Gudrun dropped an ancient hand to Kallan’s shoulder, urging her to raise her eyes, but Kallan stood, visibly numbed by the weight of her burden.

The old Seidkona breathed a weighted sigh.

“I am alone in that room with no door,” Kallan breathed. “I’m lost to the black that’s keeping me. I can taste its foul stench. But I can not run. I can not fight. The last of my life is leaving me. I’m losing myself in the abyss. It’s taking my air…and I can not breathe.”

“And what of the children, Kallan?” Gudrun asked and waited for Kallan to find her words.

“I do so love those children. They alone are the last memory I have that bears me no pain or regret,” Kallan said. “They alone give me no reason to withdraw into the darkness.”

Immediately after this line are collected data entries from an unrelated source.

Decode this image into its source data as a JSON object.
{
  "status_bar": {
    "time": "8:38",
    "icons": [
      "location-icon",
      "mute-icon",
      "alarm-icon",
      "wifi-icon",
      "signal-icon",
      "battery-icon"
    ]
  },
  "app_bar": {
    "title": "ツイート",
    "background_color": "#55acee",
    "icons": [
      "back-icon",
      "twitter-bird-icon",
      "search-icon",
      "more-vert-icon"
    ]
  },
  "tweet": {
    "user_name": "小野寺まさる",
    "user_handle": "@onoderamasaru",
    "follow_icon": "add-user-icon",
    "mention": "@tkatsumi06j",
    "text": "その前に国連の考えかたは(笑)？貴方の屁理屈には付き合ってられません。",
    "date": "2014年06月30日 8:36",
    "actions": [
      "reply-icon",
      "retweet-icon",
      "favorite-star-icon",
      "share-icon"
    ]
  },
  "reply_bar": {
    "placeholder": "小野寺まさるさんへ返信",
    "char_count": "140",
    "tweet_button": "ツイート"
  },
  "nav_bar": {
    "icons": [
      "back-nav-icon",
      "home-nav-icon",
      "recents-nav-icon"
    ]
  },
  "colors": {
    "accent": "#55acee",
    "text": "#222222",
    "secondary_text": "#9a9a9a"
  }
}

“Then it is there you need to find you again,” Gudrun said, rising to her feet. “I will gather the men from their search.” Gudrun held Kallan in a warm hug. “I will send Eilif to you. He, after all, is the calmest of the three. I can give you five minutes,” Gudrun promised as she started for the door. “But Aaric’s temper is as hot tonight as Daggon’s patience is short. I can not keep them longer than that.”

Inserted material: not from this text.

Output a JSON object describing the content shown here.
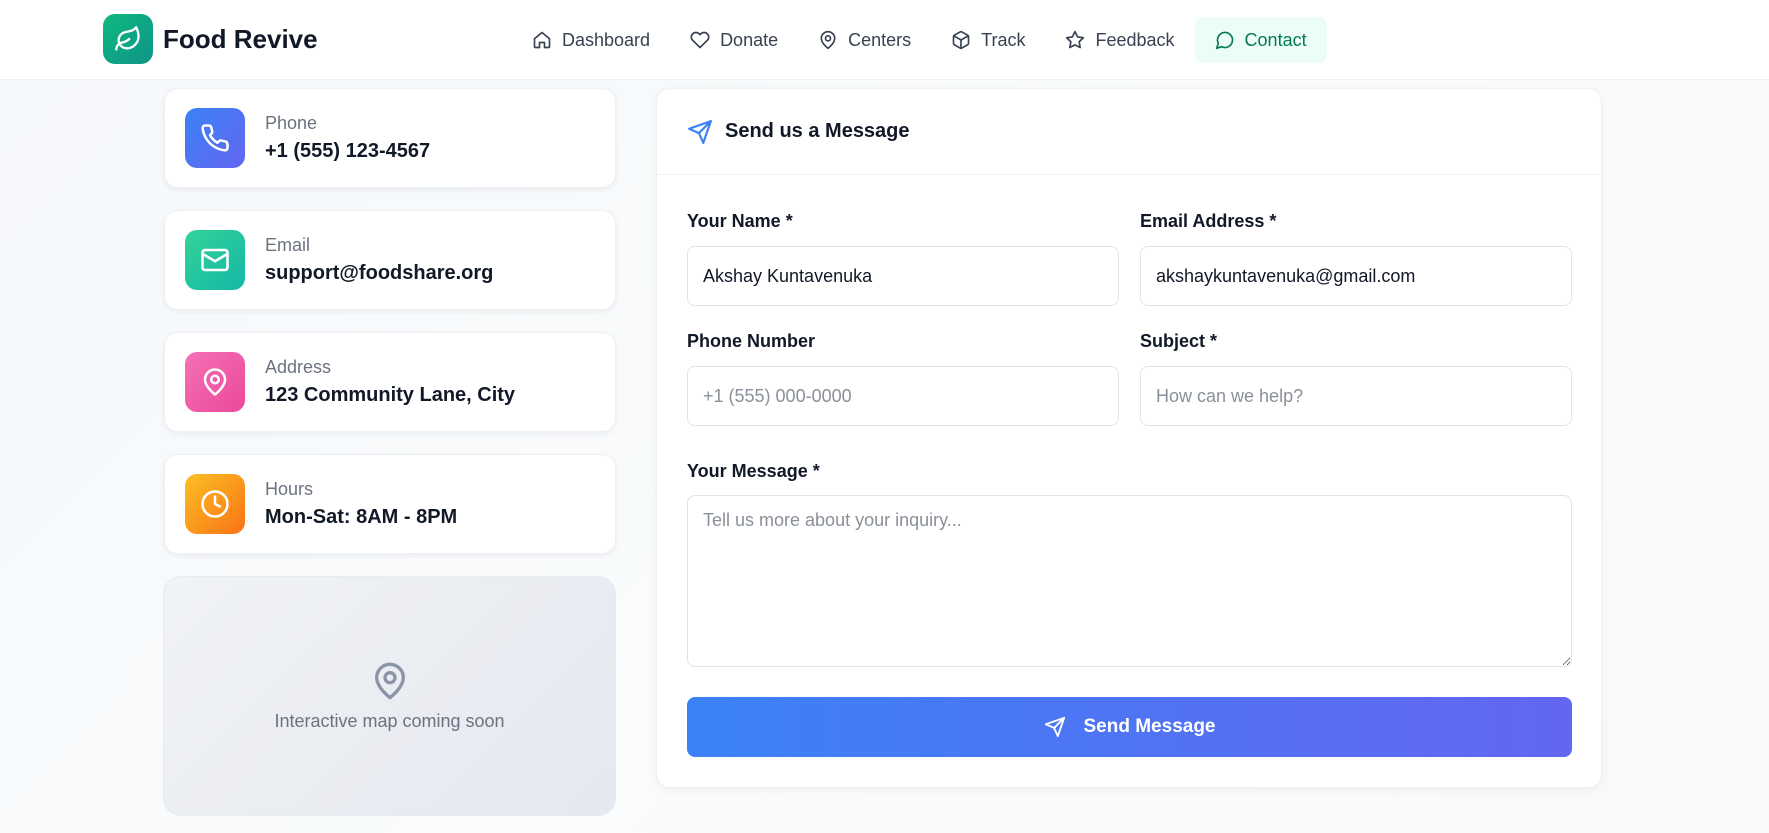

Kallan nodded, but Gudrun had already swept from the room, leaving the queen to compose herself in their wake.

 

Kallan hugged herself against the chill that wasn’t there. For a moment, she had contemplated telling Gudrun about the Ljosalfr hunter and the Shadows that had chased her from the precipice that night. And just as quickly, she had closed the last of her heart within the cold that consumed her center.